Я увидел трех женщин. Одна из них полой халата протирала пробирки. Вторая штопала чулок, натянув его на медицинскую утку. А третья варила картошку в зеленом ведре с надписью «Бинты».
— Анализы сделали? — строго спросил главврач.
— Сделали,— ответила одна, пряча утку под халат.
— Лейкоцитов много?
— Пять,— ответила женщина.
— На всю больницу? — удивился главврач.
— Нет, на одно койко-место.
— Лады,— сказал главврач, и мы перешли в рентгеновский кабинет.
Заведующая кабинетом объяснила: «Здесь больные выпивают барий, здесь их просвечивают, а потом они бегут на двор».
— А почему на двор? — удивился я.
— Так в туалет,— пояснил главврач,— это же элементарно.
— И зимой?
— Ну а что ж им, до весны, что ли, терпеть? — захохотал главврач и, широким жестом отодвинув занавеску, произнес: — Просю к столу!
Мы оказались в операционной. Шла операция по удалению аппендикса. Двое санитаров держали больного за руки, один — за ноги, а врач, по-видимому, анестезиолог, зажимал ему рот салфеткой и кричал:
— Да не кусайся ты, сволочь!
— Заморозку опять не завезли, — пояснил главврач.
Я оторопел:
— Как?! Вы оперируете без наркоза?
— Ну почему,— сказал главврач,— бутылку-то он принял.
— Спирта?
— Нет, бормотухи.
Я не знал, что такое «бормотуха», но больной явно не бормотал, он орал, причем благим матом.
— Ну вот, здесь у нас потише,— сказал главврач, вводя меня в палату с табличкой «Вторая психиатрия».
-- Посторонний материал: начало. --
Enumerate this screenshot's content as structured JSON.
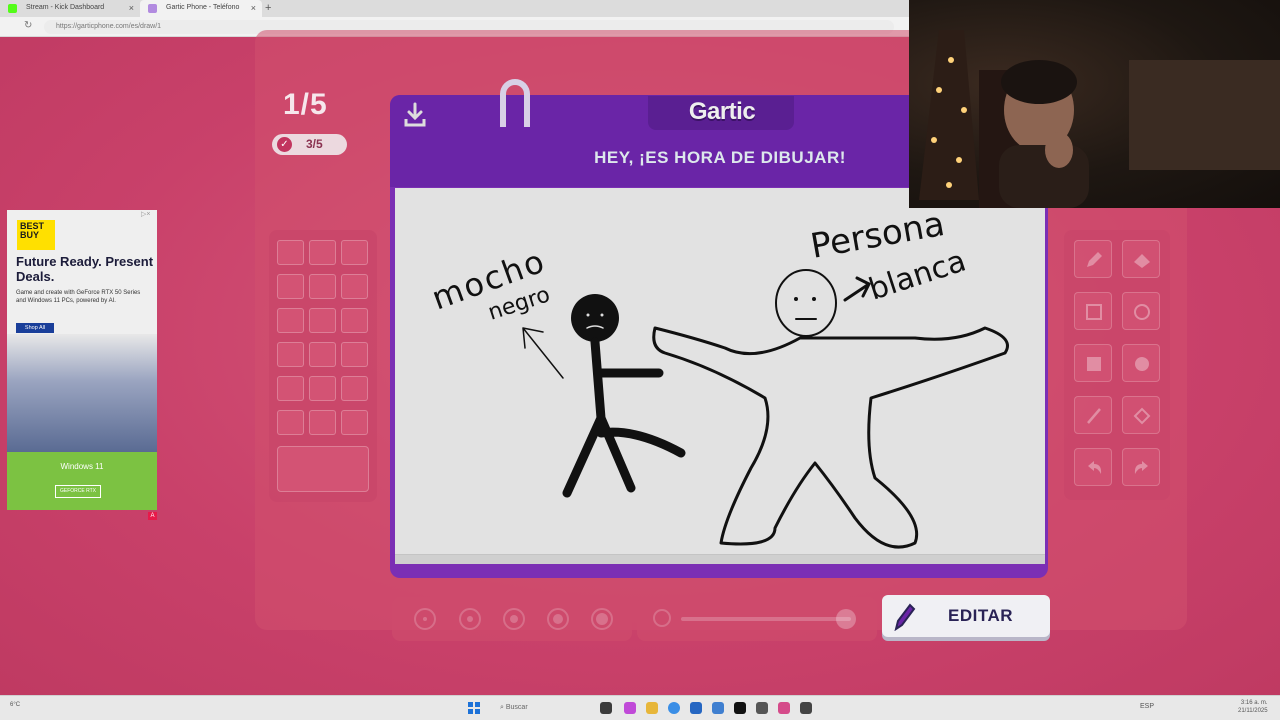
{
  "browser": {
    "tabs": [
      {
        "label": "Stream - Kick Dashboard",
        "icon": "kick-icon",
        "color": "#53fc18"
      },
      {
        "label": "Gartic Phone - Teléfono Descompuesto",
        "icon": "gartic-icon",
        "color": "#7b2fb4"
      }
    ],
    "new_tab": "+",
    "url": "https://garticphone.com/es/draw/1"
  },
  "game": {
    "round": "1/5",
    "players_done": "3/5",
    "logo": "Gartic",
    "prompt": "HEY, ¡ES HORA DE DIBUJAR!",
    "edit_button": "EDITAR",
    "colors": {
      "board": "#7b2fb4",
      "page_bg": "#c9416a",
      "canvas": "#e2e2e2"
    },
    "drawing_text": [
      "mocho",
      "negro",
      "Persona",
      "blanca"
    ]
  },
  "ad": {
    "brand": "BEST BUY",
    "headline": "Future Ready. Present Deals.",
    "body": "Game and create with GeForce RTX 50 Series and Windows 11 PCs, powered by AI.",
    "cta": "Shop All",
    "windows": "Windows 11",
    "geforce": "GEFORCE RTX"
  },
  "taskbar": {
    "weather": "6°C",
    "search": "Buscar",
    "tray_lang": "ESP",
    "clock_time": "3:16 a. m.",
    "clock_date": "21/11/2025"
  }
}
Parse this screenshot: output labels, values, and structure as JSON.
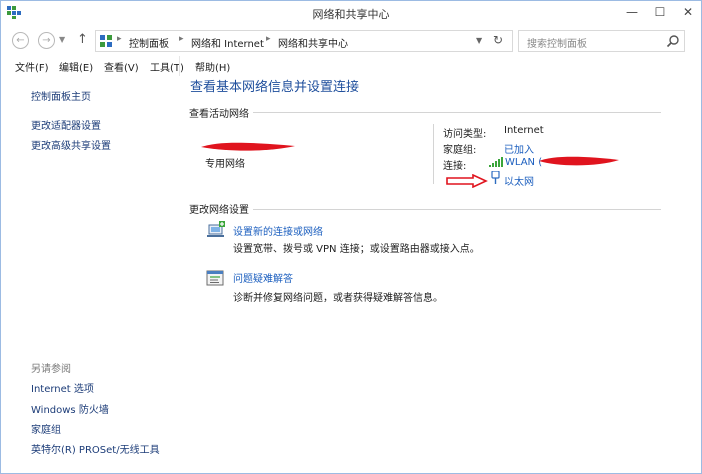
{
  "window": {
    "title": "网络和共享中心",
    "controls": {
      "minimize": "—",
      "maximize": "☐",
      "close": "✕"
    }
  },
  "address_bar": {
    "breadcrumbs": [
      "控制面板",
      "网络和 Internet",
      "网络和共享中心"
    ],
    "search_placeholder": "搜索控制面板"
  },
  "menu": [
    "文件(F)",
    "编辑(E)",
    "查看(V)",
    "工具(T)",
    "帮助(H)"
  ],
  "sidebar": {
    "links": [
      "控制面板主页",
      "更改适配器设置",
      "更改高级共享设置"
    ],
    "see_also_title": "另请参阅",
    "see_also": [
      "Internet 选项",
      "Windows 防火墙",
      "家庭组",
      "英特尔(R) PROSet/无线工具"
    ]
  },
  "main": {
    "title": "查看基本网络信息并设置连接",
    "active_section": "查看活动网络",
    "network": {
      "type": "专用网络",
      "access_label": "访问类型:",
      "access_value": "Internet",
      "homegroup_label": "家庭组:",
      "homegroup_value": "已加入",
      "connections_label": "连接:",
      "wlan": "WLAN (",
      "ethernet": "以太网"
    },
    "change_section": "更改网络设置",
    "tasks": [
      {
        "link": "设置新的连接或网络",
        "desc": "设置宽带、拨号或 VPN 连接；或设置路由器或接入点。"
      },
      {
        "link": "问题疑难解答",
        "desc": "诊断并修复网络问题，或者获得疑难解答信息。"
      }
    ]
  },
  "colors": {
    "link": "#1c5fbf",
    "title_blue": "#1e4e9c",
    "redaction": "#e0141e",
    "wifi_green": "#3aa53a"
  }
}
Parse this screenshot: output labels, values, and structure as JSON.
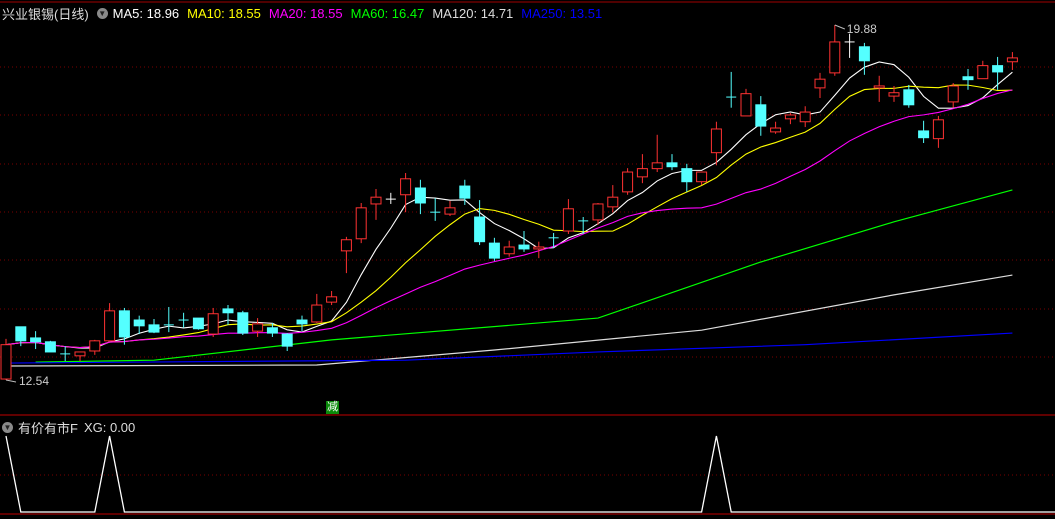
{
  "header": {
    "title": "兴业银锡(日线)",
    "ma": [
      {
        "label": "MA5: 18.96",
        "color": "#ffffff"
      },
      {
        "label": "MA10: 18.55",
        "color": "#ffff00"
      },
      {
        "label": "MA20: 18.55",
        "color": "#ff00ff"
      },
      {
        "label": "MA60: 16.47",
        "color": "#00ff00"
      },
      {
        "label": "MA120: 14.71",
        "color": "#dddddd"
      },
      {
        "label": "MA250: 13.51",
        "color": "#0000ff"
      }
    ]
  },
  "indicator": {
    "name": "有价有市F",
    "xg_label": "XG: 0.00"
  },
  "badge": "减",
  "chart_data": [
    {
      "type": "candlestick",
      "title": "兴业银锡(日线)",
      "high_label": "19.88",
      "low_label": "12.54",
      "ylim": [
        12.54,
        19.88
      ],
      "up_color": "#ff3232",
      "down_color": "#54ffff",
      "candles": [
        [
          12.56,
          13.39,
          12.54,
          13.27
        ],
        [
          13.64,
          13.64,
          13.24,
          13.35
        ],
        [
          13.41,
          13.55,
          13.18,
          13.33
        ],
        [
          13.33,
          13.35,
          13.12,
          13.12
        ],
        [
          13.08,
          13.24,
          12.93,
          13.08
        ],
        [
          13.04,
          13.12,
          12.93,
          13.12
        ],
        [
          13.14,
          13.37,
          13.06,
          13.35
        ],
        [
          13.35,
          14.13,
          13.35,
          13.97
        ],
        [
          13.97,
          14.03,
          13.27,
          13.43
        ],
        [
          13.78,
          13.87,
          13.49,
          13.66
        ],
        [
          13.68,
          13.8,
          13.51,
          13.53
        ],
        [
          13.68,
          14.05,
          13.53,
          13.68
        ],
        [
          13.78,
          13.93,
          13.62,
          13.78
        ],
        [
          13.82,
          13.82,
          13.58,
          13.6
        ],
        [
          13.49,
          14.03,
          13.43,
          13.91
        ],
        [
          14.01,
          14.09,
          13.68,
          13.93
        ],
        [
          13.93,
          13.97,
          13.47,
          13.51
        ],
        [
          13.55,
          13.82,
          13.43,
          13.7
        ],
        [
          13.62,
          13.72,
          13.43,
          13.51
        ],
        [
          13.49,
          13.51,
          13.14,
          13.24
        ],
        [
          13.78,
          13.87,
          13.55,
          13.7
        ],
        [
          13.74,
          14.32,
          13.72,
          14.09
        ],
        [
          14.15,
          14.38,
          14.09,
          14.26
        ],
        [
          15.21,
          15.5,
          14.75,
          15.44
        ],
        [
          15.46,
          16.2,
          15.37,
          16.1
        ],
        [
          16.18,
          16.49,
          15.85,
          16.32
        ],
        [
          16.28,
          16.41,
          16.18,
          16.28
        ],
        [
          16.37,
          16.82,
          16.01,
          16.7
        ],
        [
          16.51,
          16.68,
          15.97,
          16.2
        ],
        [
          16.01,
          16.3,
          15.83,
          16.01
        ],
        [
          15.97,
          16.24,
          15.93,
          16.1
        ],
        [
          16.55,
          16.68,
          16.16,
          16.3
        ],
        [
          15.91,
          16.26,
          15.33,
          15.4
        ],
        [
          15.37,
          15.48,
          15.0,
          15.06
        ],
        [
          15.15,
          15.42,
          15.09,
          15.29
        ],
        [
          15.33,
          15.62,
          15.19,
          15.25
        ],
        [
          15.25,
          15.4,
          15.06,
          15.29
        ],
        [
          15.48,
          15.58,
          15.27,
          15.48
        ],
        [
          15.62,
          16.28,
          15.56,
          16.08
        ],
        [
          15.83,
          15.91,
          15.56,
          15.83
        ],
        [
          15.85,
          16.2,
          15.75,
          16.18
        ],
        [
          16.12,
          16.57,
          16.01,
          16.32
        ],
        [
          16.43,
          16.92,
          16.37,
          16.84
        ],
        [
          16.74,
          17.21,
          16.61,
          16.91
        ],
        [
          16.91,
          17.61,
          16.84,
          17.03
        ],
        [
          17.03,
          17.21,
          16.88,
          16.95
        ],
        [
          16.91,
          17.01,
          16.43,
          16.64
        ],
        [
          16.64,
          16.84,
          16.57,
          16.84
        ],
        [
          17.24,
          17.88,
          16.98,
          17.73
        ],
        [
          18.39,
          18.91,
          18.17,
          18.39
        ],
        [
          18.0,
          18.56,
          18.0,
          18.46
        ],
        [
          18.23,
          18.41,
          17.59,
          17.79
        ],
        [
          17.67,
          17.88,
          17.63,
          17.75
        ],
        [
          17.94,
          18.06,
          17.83,
          18.02
        ],
        [
          17.88,
          18.2,
          17.77,
          18.08
        ],
        [
          18.58,
          18.89,
          18.37,
          18.76
        ],
        [
          18.89,
          19.88,
          18.83,
          19.53
        ],
        [
          19.53,
          19.7,
          19.2,
          19.53
        ],
        [
          19.43,
          19.51,
          18.85,
          19.14
        ],
        [
          18.58,
          18.83,
          18.29,
          18.62
        ],
        [
          18.41,
          18.62,
          18.29,
          18.48
        ],
        [
          18.54,
          18.64,
          18.17,
          18.23
        ],
        [
          17.69,
          17.9,
          17.44,
          17.55
        ],
        [
          17.53,
          18.0,
          17.34,
          17.92
        ],
        [
          18.29,
          18.68,
          18.17,
          18.62
        ],
        [
          18.81,
          18.97,
          18.54,
          18.75
        ],
        [
          18.77,
          19.14,
          18.77,
          19.04
        ],
        [
          19.04,
          19.22,
          18.54,
          18.91
        ],
        [
          19.12,
          19.32,
          18.95,
          19.2
        ]
      ],
      "computed_ma": [
        {
          "name": "MA5",
          "period": 5,
          "color": "#ffffff"
        },
        {
          "name": "MA10",
          "period": 10,
          "color": "#ffff00"
        },
        {
          "name": "MA20",
          "period": 20,
          "color": "#ff00ff"
        }
      ],
      "long_ma": [
        {
          "name": "MA60",
          "color": "#00ff00",
          "points": [
            [
              2,
              12.91
            ],
            [
              10,
              12.95
            ],
            [
              22,
              13.37
            ],
            [
              40,
              13.82
            ],
            [
              51,
              14.98
            ],
            [
              60,
              15.81
            ],
            [
              68,
              16.47
            ]
          ]
        },
        {
          "name": "MA120",
          "color": "#dddddd",
          "points": [
            [
              0,
              12.83
            ],
            [
              21,
              12.85
            ],
            [
              33,
              13.16
            ],
            [
              47,
              13.57
            ],
            [
              60,
              14.3
            ],
            [
              68,
              14.71
            ]
          ]
        },
        {
          "name": "MA250",
          "color": "#0000ff",
          "points": [
            [
              0,
              12.89
            ],
            [
              27,
              12.95
            ],
            [
              40,
              13.12
            ],
            [
              54,
              13.27
            ],
            [
              68,
              13.51
            ]
          ]
        }
      ]
    },
    {
      "type": "line",
      "title": "有价有市F",
      "series": [
        {
          "name": "XG",
          "color": "#ffffff",
          "peaks": [
            0,
            7,
            48
          ]
        }
      ],
      "ylim": [
        0,
        1
      ]
    }
  ]
}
В палате на четверых помещалось человек пятнадцать. Каждый был занят своим делом. Один сидел по пояс в тумбочке со снятой крышкой, воображая себя бюстом, и, не переставая, твердил: «Есть такая партия». Другой читал брошюру «О материализме и эмпириокритицизме», время от времени вскрикивая: «Во где дурдом-то!» Третий, увидев нас, закричал: «Брежнев капут!» Остальные умалишенные играли в карты и производили впечатление вполне нормальных людей. Правда, один из них, когда главврач оказался рядом, попытался, задрав по-собачьи ногу, помочиться ему на брюки.
— Я тебе не прокурор! — закричал главврач.— Я тебя живо в каталажку упеку. Вот придурки,— сказал он, выходя из палаты.
— Ну, что вы,— сказал я,— просто больные люди.
— Какие больные,— закричал главврач,— они от ОБХСС прячутся!
— А тех, кто взаправду болен, чем вы лечите? — поинтересовался я.
— Голодом,— сказал главврач,— по моей методике.
— В чем же ее суть?
— Жрать не даем, вот и вся суть. Действует безотказно. Ну, ты видишь, в каких условиях мы работаем? — произнес он, когда мы прошли в его кабинет.— Скажи, можно на все это трезвыми глазами смотреть? — И он трясущимися руками стал разливать по треснувшим чашкам с отбитыми ручками содержимое флакона с надписью «Физиологический раствор».
— Спирт,— сказал он,— протирочный.
— А чем же вы протираете инструмент?
— А чего его протирать, когда его у нас нет.
— Но хоть шприцы-то одноразовые у вас есть?
— А как же,— сказал главврач,— у нас тут все одноразовое. Раз уколешь — и либо стекло лопнет, либо пол-иглы в заднице. Ну давай, — сказал он,— за деда твоего и за его больницу. Будем!
После второй чашки я так расчувствовался, что подарил больнице заветную кружку Эсмарха.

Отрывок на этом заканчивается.